2. Indien de toepassing van lid 1 tot geschillen zou leiden, met name ten aanzien van de interpretatie van de testresultaten, hebben de bedrijven het recht het advies van een deskundige in te winnen.
In het licht van het advies van deze deskundige kunnen op verzoek van een Lid-Staat maatregelen worden getroffen volgens de procedure van artikel 8 van Richtlijn 77/504/EEG.
3. De algemene uitvoeringsbepalingen van lid 2 worden vastgesteld volgens de procedure van artikel 8 van Richtlijn 77/504/EEG.
Artikel 3
De Lid-Staten zorgen ervoor dat raszuivere stieren en het sperma van die dieren, bedoeld in artikel 2, alleen worden gebruikt na identificatie van die stieren door middel van een analyse van het bloedpatroon of een andere volgens de procedure van artikel 8 van Richtlijn 77/504/EEG vast te stellen passende methode.
Artikel 4
De Lid-Staten zien erop toe dat voor het intracommunautaire handelsverkeer het in artikel 2 bedoelde sperma wordt verzameld, behandeld en opgeslagen in een officieel erkend centrum voor kunstmatige inseminatie.
Artikel 5
De Raad wijst op voorstel van de Commissie met gekwalificeerde meerderheid van stemmen een of meer referentie-instanties aan die moeten samenwerken ten einde de testmethoden en de evaluatie van de testresultaten te uniformiseren.
Artikel 6
De Lid-Staten doen de nodige wettelijke en bestuursrechtelijke bepalingen in werking treden om uiterlijk op 1 januari 1989 aan deze richtlijn te voldoen. Zij stellen de Commissie daarvan onverwijld in kennis.

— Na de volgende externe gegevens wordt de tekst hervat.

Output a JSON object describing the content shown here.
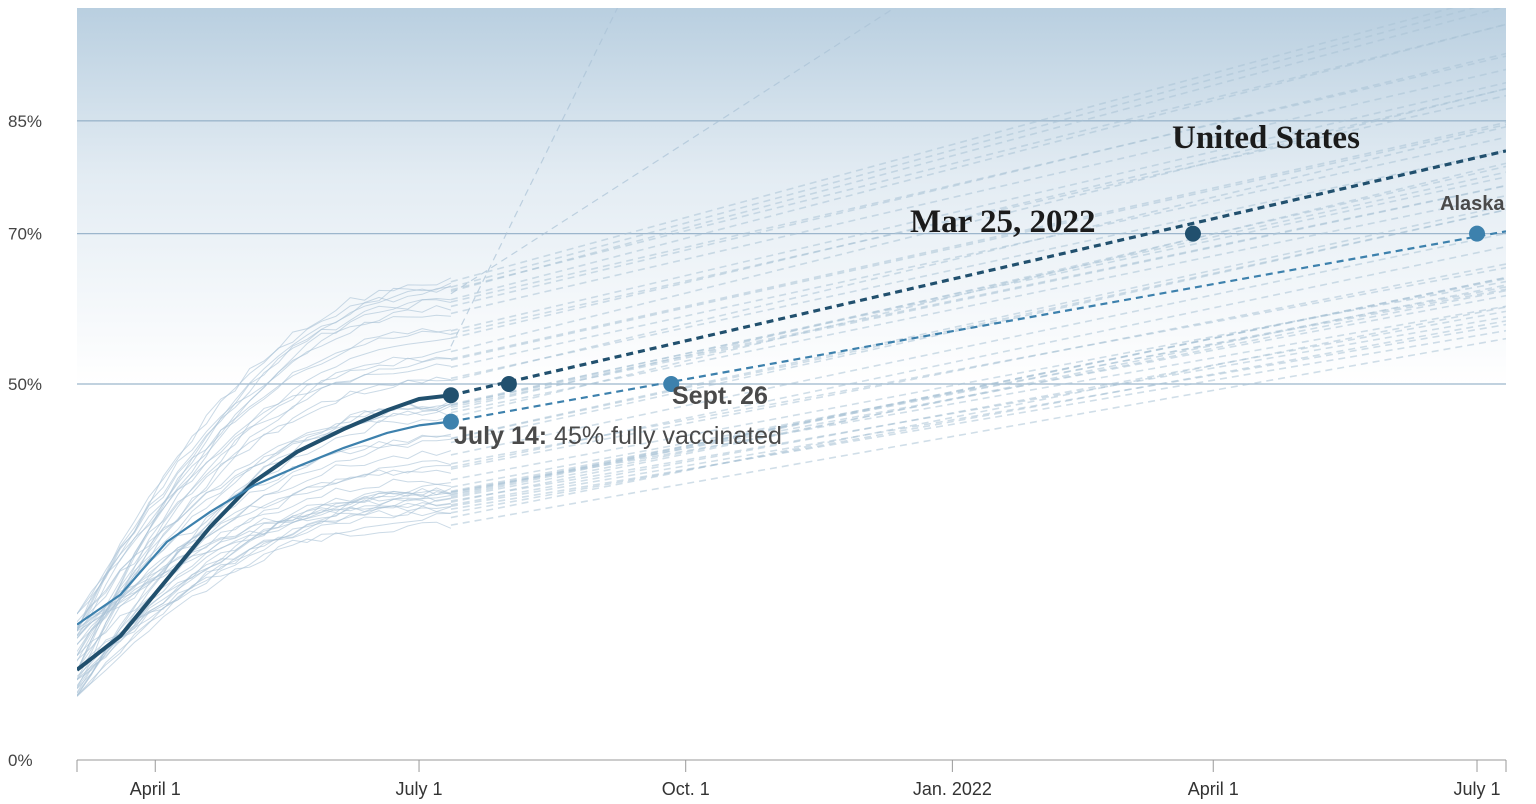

Het Koninkrijk Spanje en de Portugese Republiek beschikken over een extra termijn van drie jaar om aan deze richtlijn te voldoen.
Artikel 7
Deze richtlijn is gericht tot de Lid-Staten.
Gedaan te Luxemburg, 18 juni 1987.
Voor de Raad
De Voorzitter
P. DE KEERSMAEKER
(1) PB nr. L 206 van 12. 8. 1977, blz. 8.
(2) PB nr. L 362 van 31. 12. 1985, blz. 8.
(3) PB nr. L 101 van 17. 4. 1986, blz. 37.